Her aunt Mona's cheerful voice filled her ear. What was she doing? Oh, had she woken her up? Oh well; they were in town for a reunion the previous night and before heading back they wanted to see her place and treat her to breakfast. Now that she was awake…
09/27
The people at the UPS office were slow. Granted, it's a big place and who knows where, in that vast space of conveyer belts and "This is NOT a ride" picture-signs, they keep the packages they tried to deliver three times. Who knows how many packages await pick-up back in that cavernous, carnivorous room of noise and smileless faces in weird stripey uniforms that you never see on drivers.
On the wall over the scales behind the counter there is a big red button (just the kind every kid wants to push) surrounded by a yellow plastic frame labeled "Evacuate."
09/28
Even though she never looked at it, Angela still kept the picture on her desk. Whenever her gaze slid over it—she refused to let her eyes linger on it—she wondered why she didn't replace the picture. She had more meaningful relationships in her life now. And it's not like the picture was her favorite picture of them, either—her hair was kind of flat, and eyes half closed. Ashley had shaved her head the night before and looked ghastly. Sylvia's lips were half-puckered in an unattractive pout.

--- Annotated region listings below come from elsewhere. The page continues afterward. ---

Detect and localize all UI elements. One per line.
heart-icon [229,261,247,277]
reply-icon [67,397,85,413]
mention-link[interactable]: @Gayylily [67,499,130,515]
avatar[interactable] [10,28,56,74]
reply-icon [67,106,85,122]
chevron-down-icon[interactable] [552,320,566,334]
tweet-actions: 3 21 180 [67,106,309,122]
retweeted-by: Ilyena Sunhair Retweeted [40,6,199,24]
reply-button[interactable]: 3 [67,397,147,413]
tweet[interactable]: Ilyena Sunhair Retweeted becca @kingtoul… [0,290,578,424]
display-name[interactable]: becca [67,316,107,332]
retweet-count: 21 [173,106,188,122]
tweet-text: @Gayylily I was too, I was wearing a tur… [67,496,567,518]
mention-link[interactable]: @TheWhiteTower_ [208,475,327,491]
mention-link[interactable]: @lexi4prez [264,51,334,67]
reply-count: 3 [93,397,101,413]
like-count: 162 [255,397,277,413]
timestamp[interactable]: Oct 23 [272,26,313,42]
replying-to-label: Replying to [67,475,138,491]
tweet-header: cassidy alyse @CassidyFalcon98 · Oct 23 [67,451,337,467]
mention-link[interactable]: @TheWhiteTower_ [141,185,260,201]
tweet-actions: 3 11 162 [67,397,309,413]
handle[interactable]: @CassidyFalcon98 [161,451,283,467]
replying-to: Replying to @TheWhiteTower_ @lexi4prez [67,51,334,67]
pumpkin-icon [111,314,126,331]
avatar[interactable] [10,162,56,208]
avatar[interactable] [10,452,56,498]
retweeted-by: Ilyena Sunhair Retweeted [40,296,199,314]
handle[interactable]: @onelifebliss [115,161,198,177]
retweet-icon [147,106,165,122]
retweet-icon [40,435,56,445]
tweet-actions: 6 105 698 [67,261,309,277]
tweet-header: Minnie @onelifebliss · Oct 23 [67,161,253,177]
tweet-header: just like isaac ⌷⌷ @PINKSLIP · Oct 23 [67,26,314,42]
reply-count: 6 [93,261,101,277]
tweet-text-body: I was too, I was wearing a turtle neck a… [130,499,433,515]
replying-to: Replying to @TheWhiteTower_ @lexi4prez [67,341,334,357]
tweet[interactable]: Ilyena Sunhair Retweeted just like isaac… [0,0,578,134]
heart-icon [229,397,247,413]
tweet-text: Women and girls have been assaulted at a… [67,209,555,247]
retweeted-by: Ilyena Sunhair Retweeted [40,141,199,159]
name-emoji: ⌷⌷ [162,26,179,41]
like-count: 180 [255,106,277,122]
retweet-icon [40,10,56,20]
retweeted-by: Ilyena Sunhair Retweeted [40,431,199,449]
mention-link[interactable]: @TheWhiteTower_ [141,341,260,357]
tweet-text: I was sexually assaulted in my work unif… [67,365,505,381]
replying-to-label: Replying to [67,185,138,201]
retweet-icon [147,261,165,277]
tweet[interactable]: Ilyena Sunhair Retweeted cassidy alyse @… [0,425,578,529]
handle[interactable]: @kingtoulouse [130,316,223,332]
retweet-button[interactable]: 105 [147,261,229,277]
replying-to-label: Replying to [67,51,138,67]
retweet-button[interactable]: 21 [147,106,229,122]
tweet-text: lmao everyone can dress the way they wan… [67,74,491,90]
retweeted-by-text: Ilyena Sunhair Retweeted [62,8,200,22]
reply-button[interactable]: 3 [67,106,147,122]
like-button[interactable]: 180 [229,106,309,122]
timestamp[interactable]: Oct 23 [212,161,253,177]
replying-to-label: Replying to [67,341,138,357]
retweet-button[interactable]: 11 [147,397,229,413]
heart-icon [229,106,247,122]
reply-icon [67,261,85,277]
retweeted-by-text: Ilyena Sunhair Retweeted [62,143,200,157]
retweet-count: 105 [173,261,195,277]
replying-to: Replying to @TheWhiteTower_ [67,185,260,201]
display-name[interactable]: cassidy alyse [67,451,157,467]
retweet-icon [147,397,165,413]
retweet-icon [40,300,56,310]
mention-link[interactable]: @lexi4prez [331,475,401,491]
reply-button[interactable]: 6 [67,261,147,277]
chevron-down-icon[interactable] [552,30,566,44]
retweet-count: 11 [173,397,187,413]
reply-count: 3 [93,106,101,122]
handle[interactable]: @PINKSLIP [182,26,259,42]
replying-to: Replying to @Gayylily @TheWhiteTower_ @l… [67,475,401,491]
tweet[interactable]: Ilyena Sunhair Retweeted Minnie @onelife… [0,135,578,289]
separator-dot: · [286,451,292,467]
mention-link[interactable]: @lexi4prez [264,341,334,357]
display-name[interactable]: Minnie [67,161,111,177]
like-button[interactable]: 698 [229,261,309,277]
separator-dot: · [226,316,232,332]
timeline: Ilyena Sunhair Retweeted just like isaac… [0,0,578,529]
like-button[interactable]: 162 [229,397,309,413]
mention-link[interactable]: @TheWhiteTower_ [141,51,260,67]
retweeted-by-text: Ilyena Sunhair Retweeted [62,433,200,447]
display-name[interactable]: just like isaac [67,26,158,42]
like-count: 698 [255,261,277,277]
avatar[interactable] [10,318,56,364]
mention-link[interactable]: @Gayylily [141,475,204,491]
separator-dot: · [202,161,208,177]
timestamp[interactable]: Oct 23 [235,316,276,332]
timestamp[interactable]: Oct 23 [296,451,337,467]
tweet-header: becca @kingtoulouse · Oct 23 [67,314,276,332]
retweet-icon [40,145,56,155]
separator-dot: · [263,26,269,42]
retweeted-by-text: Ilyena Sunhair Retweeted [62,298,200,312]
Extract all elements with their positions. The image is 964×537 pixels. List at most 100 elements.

Odd, she thought, how she never missed them after high school.
09/29
Spell check: a function in most word processing programs which identifies those words in your document which do not match those in its dictionary. This is not to say that the indicated words are not correct; the software's dictionary is far from complete. This is also not to say that spell check will identify words as incorrect that you typed but didn't mean to type--those words that your fingers assume you want to type without receiving verification from your brain (with instead of wit).

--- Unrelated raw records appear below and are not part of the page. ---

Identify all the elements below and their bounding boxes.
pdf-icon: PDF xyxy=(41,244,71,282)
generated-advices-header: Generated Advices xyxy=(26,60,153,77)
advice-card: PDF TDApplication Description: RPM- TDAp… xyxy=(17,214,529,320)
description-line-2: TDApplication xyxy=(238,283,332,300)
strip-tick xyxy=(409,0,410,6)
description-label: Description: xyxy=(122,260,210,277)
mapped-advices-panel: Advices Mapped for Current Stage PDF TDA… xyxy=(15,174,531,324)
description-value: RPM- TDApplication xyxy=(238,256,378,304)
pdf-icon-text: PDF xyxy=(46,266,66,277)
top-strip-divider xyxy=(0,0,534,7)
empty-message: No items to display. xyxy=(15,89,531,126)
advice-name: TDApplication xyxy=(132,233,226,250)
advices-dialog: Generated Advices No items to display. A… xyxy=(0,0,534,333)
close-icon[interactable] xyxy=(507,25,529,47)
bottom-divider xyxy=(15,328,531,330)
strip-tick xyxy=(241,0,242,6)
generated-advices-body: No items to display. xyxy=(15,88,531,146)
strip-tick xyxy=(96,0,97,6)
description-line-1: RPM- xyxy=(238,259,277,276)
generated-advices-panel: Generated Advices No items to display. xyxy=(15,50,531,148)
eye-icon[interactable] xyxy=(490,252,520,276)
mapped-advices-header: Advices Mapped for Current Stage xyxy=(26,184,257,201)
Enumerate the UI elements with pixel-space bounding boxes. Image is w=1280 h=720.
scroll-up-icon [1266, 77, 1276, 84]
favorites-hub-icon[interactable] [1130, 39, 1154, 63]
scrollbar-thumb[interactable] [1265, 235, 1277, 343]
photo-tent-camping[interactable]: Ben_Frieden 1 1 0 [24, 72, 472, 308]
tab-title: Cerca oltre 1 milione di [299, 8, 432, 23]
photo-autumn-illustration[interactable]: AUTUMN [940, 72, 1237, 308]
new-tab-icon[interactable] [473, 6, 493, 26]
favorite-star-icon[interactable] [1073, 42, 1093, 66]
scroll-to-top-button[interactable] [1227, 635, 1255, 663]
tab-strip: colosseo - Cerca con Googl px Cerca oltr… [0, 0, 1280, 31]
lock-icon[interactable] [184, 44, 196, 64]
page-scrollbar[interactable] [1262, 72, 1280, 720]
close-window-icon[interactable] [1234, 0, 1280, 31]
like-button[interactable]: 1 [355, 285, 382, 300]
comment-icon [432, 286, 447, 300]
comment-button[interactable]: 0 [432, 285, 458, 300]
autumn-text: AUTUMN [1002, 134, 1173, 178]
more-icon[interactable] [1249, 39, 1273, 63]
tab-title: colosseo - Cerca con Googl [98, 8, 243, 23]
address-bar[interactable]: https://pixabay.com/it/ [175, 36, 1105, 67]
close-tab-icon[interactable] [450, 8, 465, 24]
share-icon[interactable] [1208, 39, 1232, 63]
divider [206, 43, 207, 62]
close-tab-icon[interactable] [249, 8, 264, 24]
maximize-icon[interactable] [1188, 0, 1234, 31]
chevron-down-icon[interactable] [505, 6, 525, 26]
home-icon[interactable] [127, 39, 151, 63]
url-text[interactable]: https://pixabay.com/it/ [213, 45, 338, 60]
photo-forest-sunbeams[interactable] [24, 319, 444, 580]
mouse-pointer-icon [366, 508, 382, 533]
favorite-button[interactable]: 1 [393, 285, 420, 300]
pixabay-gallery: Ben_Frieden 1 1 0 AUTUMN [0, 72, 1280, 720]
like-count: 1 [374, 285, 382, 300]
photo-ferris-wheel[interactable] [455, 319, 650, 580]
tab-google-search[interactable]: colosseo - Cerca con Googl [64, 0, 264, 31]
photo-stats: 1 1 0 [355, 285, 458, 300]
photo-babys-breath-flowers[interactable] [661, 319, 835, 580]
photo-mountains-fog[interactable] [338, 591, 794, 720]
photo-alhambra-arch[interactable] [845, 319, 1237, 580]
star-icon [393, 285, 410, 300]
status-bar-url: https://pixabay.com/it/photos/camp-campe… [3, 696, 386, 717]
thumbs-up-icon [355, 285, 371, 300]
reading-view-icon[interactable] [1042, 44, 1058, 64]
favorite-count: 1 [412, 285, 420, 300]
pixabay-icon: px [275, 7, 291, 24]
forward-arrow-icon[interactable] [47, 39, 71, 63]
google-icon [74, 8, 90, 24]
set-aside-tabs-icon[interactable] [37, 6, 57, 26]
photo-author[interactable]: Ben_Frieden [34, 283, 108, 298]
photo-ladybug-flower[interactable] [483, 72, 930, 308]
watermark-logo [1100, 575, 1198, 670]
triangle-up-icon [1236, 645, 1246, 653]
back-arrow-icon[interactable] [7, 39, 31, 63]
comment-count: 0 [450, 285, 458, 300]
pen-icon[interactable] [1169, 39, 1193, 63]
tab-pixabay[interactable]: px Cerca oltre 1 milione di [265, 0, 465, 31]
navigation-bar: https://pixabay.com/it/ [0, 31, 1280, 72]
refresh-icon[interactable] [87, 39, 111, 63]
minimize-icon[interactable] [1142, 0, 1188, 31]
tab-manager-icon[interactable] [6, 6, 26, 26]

For god's sake, take five minutes to read your draft before you turn it in.
09/30
An active imagination, that's what the teacher told her mom, but Fern knew herself to be the only sensible six-year-old in a classroom full of gullible twits. She didn't waste her time staying in the lines when she colored, and when she drew, her sketches were detailed far beyond wavy yellow hair on waxy stick figures. You could see every red-purple scale, tooth, and claw on her pictures.
That's why they talked to her. They knew that if she could see them and talk to them, then they must be real. She wouldn't waste her time talking to imaginary creatures.